More Linear, Fewer Errors: Case studies show models trained with REPRO have more direct reasoning paths and fewer errors caused by oscillating near "saddle points."

Highlights & Insights¶

Theorizing Process Reward melalui Optimization: Instead of heuristic PRM design, the authors derive "Magnitude + Stability" conditions based on the "CoT = Gradient Descent" assumption.
Lightweight Proxy Objective: Using log-likelihood of the ground-truth avoids the need for training separate reward models or manual step-level annotations.
Entropy Selection Efficiency: This kills two birds with one stone: reducing computation for long CoT and focusing rewards on "high-entropy decision points" where optimizations are most likely to fail.
Transferability: The approach of using likelihood monotonicity and Kendall’s Tau to characterize generation quality could be applied to other tasks requiring process-level feedback without step labels (e.g., agent trajectories).

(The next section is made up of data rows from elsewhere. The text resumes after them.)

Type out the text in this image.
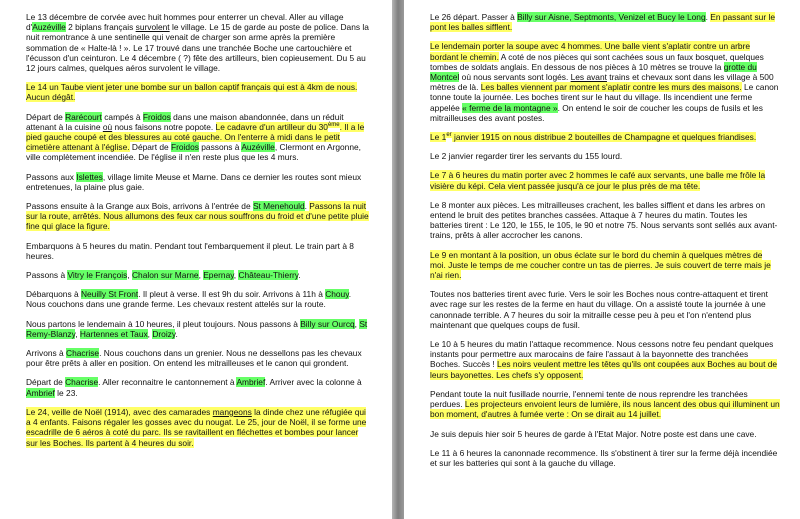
Le 13 décembre de corvée avec huit hommes pour enterrer un cheval. Aller au village d'Auzéville 2 biplans français survolent le village. Le 15 de garde au poste de police. Dans la nuit remontrance à une sentinelle qui venait de charger son arme après la première sommation de « Halte-là ! ». Le 17 trouvé dans une tranchée Boche une cartouchière et l'écusson d'un ceinturon. Le 4 décembre ( ?) fête des artilleurs, bien copieusement. Du 5 au 12 jours calmes, quelques aéros survolent le village.

Le 14 un Taube vient jeter une bombe sur un ballon captif français qui est à 4km de nous. Aucun dégât.

Départ de Rarécourt campés à Froidos dans une maison abandonnée, dans un réduit attenant à la cuisine où nous faisons notre popote. Le cadavre d'un artilleur du 30ème. Il a le pied gauche coupé et des blessures au coté gauche. On l'enterre à midi dans le petit cimetière attenant à l'église. Départ de Froidos passons à Auzéville, Clermont en Argonne, ville complètement incendiée. De l'église il n'en reste plus que les 4 murs.

Passons aux Islettes, village limite Meuse et Marne. Dans ce dernier les routes sont mieux entretenues, la plaine plus gaie.

Passons ensuite à la Grange aux Bois, arrivons à l'entrée de St Menehould. Passons la nuit sur la route, arrêtés. Nous allumons des feux car nous souffrons du froid et d'une petite pluie fine qui glace la figure.

Embarquons à 5 heures du matin. Pendant tout l'embarquement il pleut. Le train part à 8 heures.

Passons à Vitry le François, Chalon sur Marne, Epernay, Château-Thierry.

Débarquons à Neuilly St Front. Il pleut à verse. Il est 9h du soir. Arrivons à 11h à Chouy. Nous couchons dans une grande ferme. Les chevaux restent attelés sur la route.

Nous partons le lendemain à 10 heures, il pleut toujours. Nous passons à Billy sur Ourcq, St Remy-Blanzy, Hartennes et Taux, Droizy.

Arrivons à Chacrise. Nous couchons dans un grenier. Nous ne dessellons pas les chevaux pour être prêts à aller en position. On entend les mitrailleuses et le canon qui grondent.

Départ de Chacrise. Aller reconnaitre le cantonnement à Ambrief. Arriver avec la colonne à Ambrief le 23.

Le 24, veille de Noël (1914), avec des camarades mangeons la dinde chez une réfugiée qui a 4 enfants. Faisons régaler les gosses avec du nougat. Le 25, jour de Noël, il se forme une escadrille de 6 aéros à coté du parc. Ils se ravitaillent en fléchettes et bombes pour lancer sur les Boches. Ils partent à 4 heures du soir.

Le 26 départ. Passer à Billy sur Aisne, Septmonts, Venizel et Bucy le Long. En passant sur le pont les balles sifflent.

Le lendemain porter la soupe avec 4 hommes. Une balle vient s'aplatir contre un arbre bordant le chemin. A coté de nos pièces qui sont cachées sous un faux bosquet, quelques tombes de soldats anglais. En dessous de nos pièces à 10 mètres se trouve la grotte du Montcel où nous servants sont logés. Les avant trains et chevaux sont dans les village à 500 mètres de là. Les balles viennent par moment s'aplatir contre les murs des maisons. Le canon tonne toute la journée. Les boches tirent sur le haut du village. Ils incendient une ferme appelée « ferme de la montagne ». On entend le soir de coucher les coups de fusils et les mitrailleuses des avant postes.

Le 1er janvier 1915 on nous distribue 2 bouteilles de Champagne et quelques friandises.

Le 2 janvier regarder tirer les servants du 155 lourd.

Le 7 à 6 heures du matin porter avec 2 hommes le café aux servants, une balle me frôle la visière du képi. Cela vient passée jusqu'à ce jour le plus près de ma tête.

Le 8 monter aux pièces. Les mitrailleuses crachent, les balles sifflent et dans les arbres on entend le bruit des petites branches cassées. Attaque à 7 heures du matin. Toutes les batteries tirent : Le 120, le 155, le 105, le 90 et notre 75. Nous servants sont sellés aux avant-trains, prêts à aller accrocher les canons.

Le 9 en montant à la position, un obus éclate sur le bord du chemin à quelques mètres de moi. Juste le temps de me coucher contre un tas de pierres. Je suis couvert de terre mais je n'ai rien.

Toutes nos batteries tirent avec furie. Vers le soir les Boches nous contre-attaquent et tirent avec rage sur les restes de la ferme en haut du village. On a assisté toute la journée à une canonnade terrible. A 7 heures du soir la mitraille cesse peu à peu et l'on n'entend plus maintenant que quelques coups de fusil.

Le 10 à 5 heures du matin l'attaque recommence. Nous cessons notre feu pendant quelques instants pour permettre aux marocains de faire l'assaut à la bayonnette des tranchées Boches. Succès ! Les noirs veulent mettre les têtes qu'ils ont coupées aux Boches au bout de leurs bayonettes. Les chefs s'y opposent.

Pendant toute la nuit fusillade nourrie, l'ennemi tente de nous reprendre les tranchées perdues. Les projecteurs envoient leurs de lumière, ils nous lancent des obus qui illuminent un bon moment, d'autres à fumée verte : On se dirait au 14 juillet.

Je suis depuis hier soir 5 heures de garde à l'Etat Major. Notre poste est dans une cave.

Le 11 à 6 heures la canonnade recommence. Ils s'obstinent à tirer sur la ferme déjà incendiée et sur les batteries qui sont à la gauche du village.
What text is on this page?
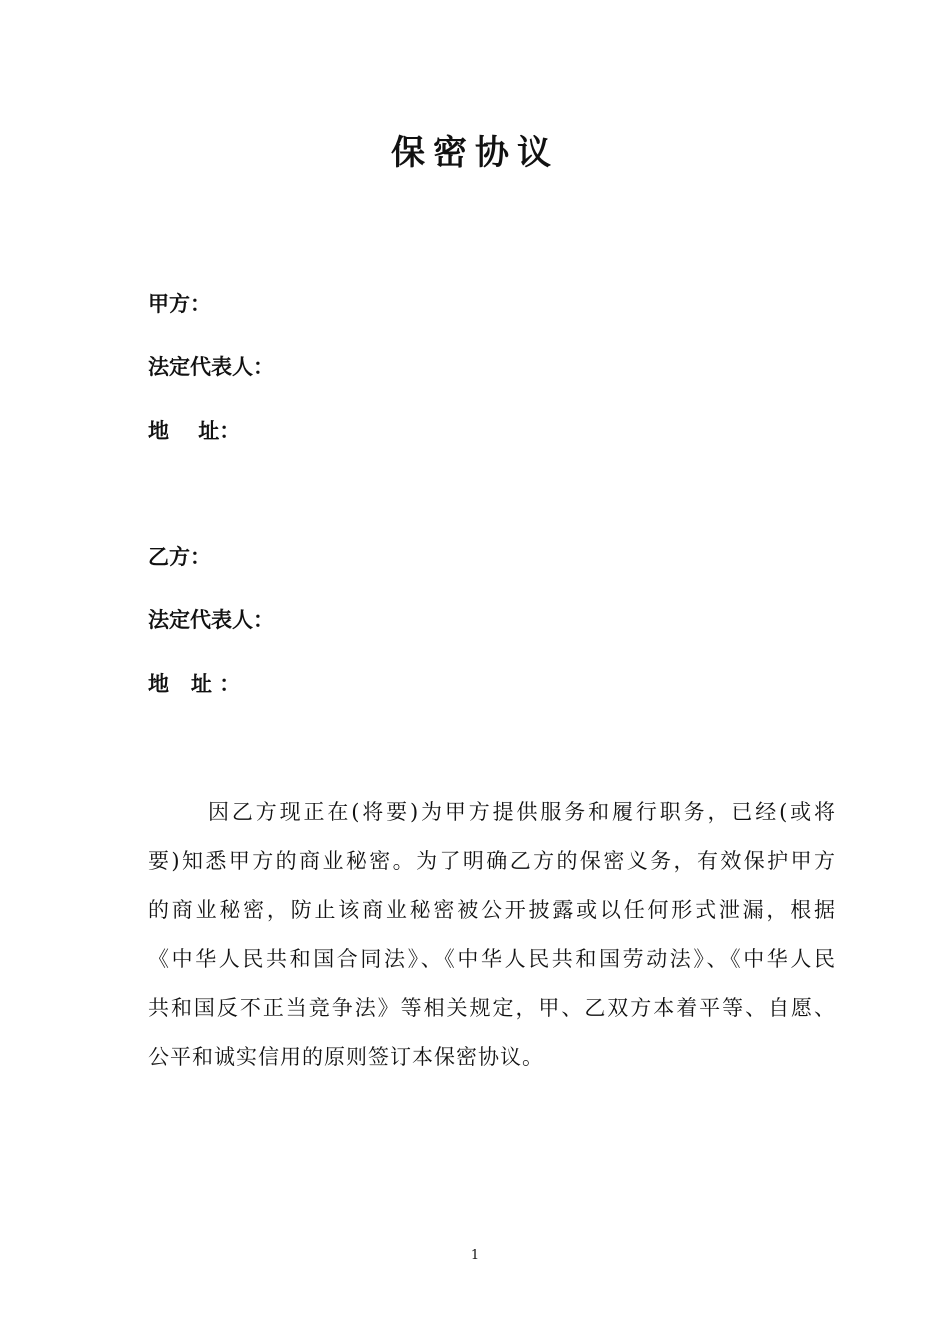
保密协议
甲方：
法定代表人：
地    址：
乙方：
法定代表人：
地   址 ：
因乙方现正在(将要)为甲方提供服务和履行职务，已经(或将
要)知悉甲方的商业秘密。为了明确乙方的保密义务，有效保护甲方
的商业秘密，防止该商业秘密被公开披露或以任何形式泄漏，根据
《中华人民共和国合同法》、《中华人民共和国劳动法》、《中华人民
共和国反不正当竞争法》等相关规定，甲、乙双方本着平等、自愿、
公平和诚实信用的原则签订本保密协议。
1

Limitations & Future Work¶

Dependency on Ground-Truth: The proxy objective \(\tilde{J}\) requires the correct answer, making it suitable only for verifiable tasks (Math/Code/Science).
Optimization as Reasoning Assumption: Equating monotonic \(\tilde{J}\) growth with "good reasoning" is an empirical observation and might penalize valid exploratory steps that temporarily lower likelihood.
Hyperparameter Sensitivity: \(w, \alpha, k\) and segmenting rules are manually set. Gains on much larger models (>7B) are yet to be confirmed.

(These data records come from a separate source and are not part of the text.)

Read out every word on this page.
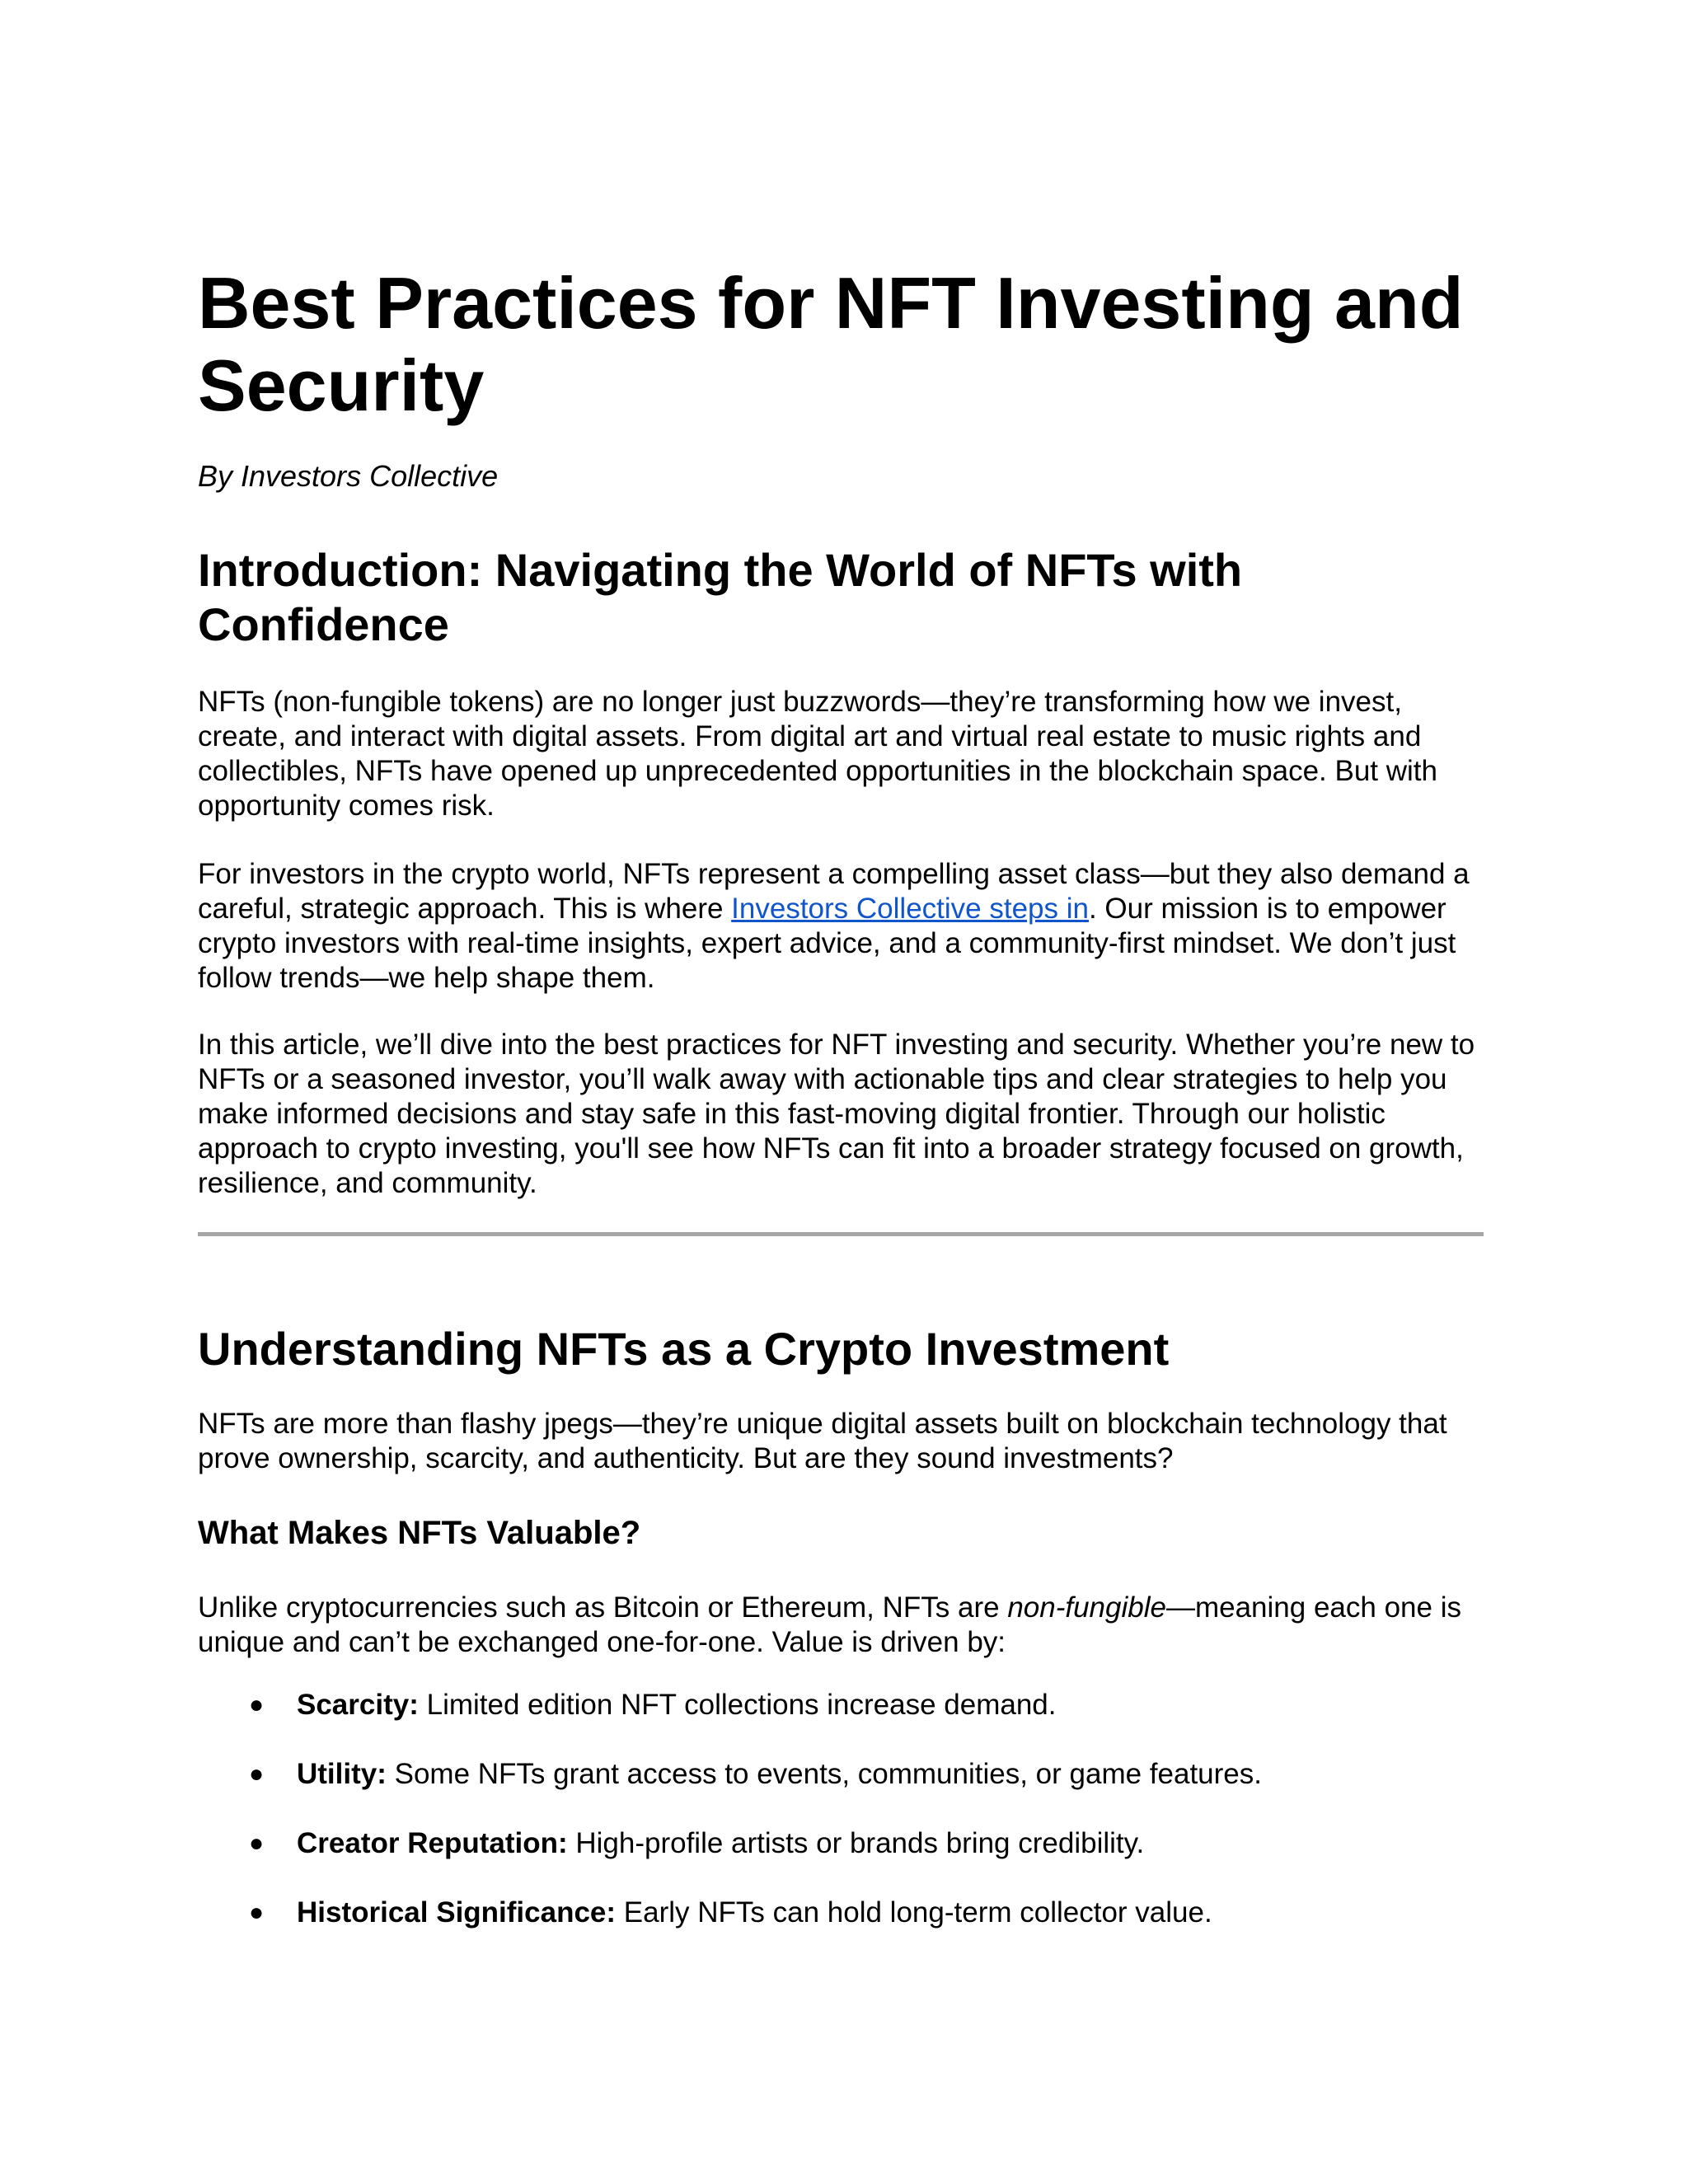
Best Practices for NFT Investing and Security

By Investors Collective

Introduction: Navigating the World of NFTs with Confidence

NFTs (non-fungible tokens) are no longer just buzzwords—they’re transforming how we invest, create, and interact with digital assets. From digital art and virtual real estate to music rights and collectibles, NFTs have opened up unprecedented opportunities in the blockchain space. But with opportunity comes risk.

For investors in the crypto world, NFTs represent a compelling asset class—but they also demand a careful, strategic approach. This is where Investors Collective steps in. Our mission is to empower crypto investors with real-time insights, expert advice, and a community-first mindset. We don’t just follow trends—we help shape them.

In this article, we’ll dive into the best practices for NFT investing and security. Whether you’re new to NFTs or a seasoned investor, you’ll walk away with actionable tips and clear strategies to help you make informed decisions and stay safe in this fast-moving digital frontier. Through our holistic approach to crypto investing, you'll see how NFTs can fit into a broader strategy focused on growth, resilience, and community.

Understanding NFTs as a Crypto Investment

NFTs are more than flashy jpegs—they’re unique digital assets built on blockchain technology that prove ownership, scarcity, and authenticity. But are they sound investments?

What Makes NFTs Valuable?

Unlike cryptocurrencies such as Bitcoin or Ethereum, NFTs are non-fungible—meaning each one is unique and can’t be exchanged one-for-one. Value is driven by:

● Scarcity: Limited edition NFT collections increase demand.
● Utility: Some NFTs grant access to events, communities, or game features.
● Creator Reputation: High-profile artists or brands bring credibility.
● Historical Significance: Early NFTs can hold long-term collector value.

vs. Length-based Efficiency Penalties: Length-penalty methods penalize token counts directly, but "short" isn't always "good." REPRO prunes based on quality (optimization gain) rather than length.
vs. Traditional Process Reward Models (PRM): PRMs require massive step-level human annotations. REPRO uses an unsupervised proxy, making it lighter and label-free.
vs. RL Algorithm Improvements (Dr.GRPO, VAPO, etc.): Those works modify the RL framework itself. REPRO is orthogonal and can be added as an additional signal to any of them.

Rating¶

Novelty: ⭐⭐⭐⭐ Formally modeling CoT as optimization to design a dual-score process reward is clear and concrete.
Experimental Thoroughness: ⭐⭐⭐⭐ Covers 4 algorithms across multiple models and 7 benchmarks with behavior analysis, though model sizes are small.
Writing Quality: ⭐⭐⭐⭐ The optimization analogy is consistent; diagrams are clear.
Value: ⭐⭐⭐⭐ Plug-and-play and label-free; highly practical for mitigating overthinking.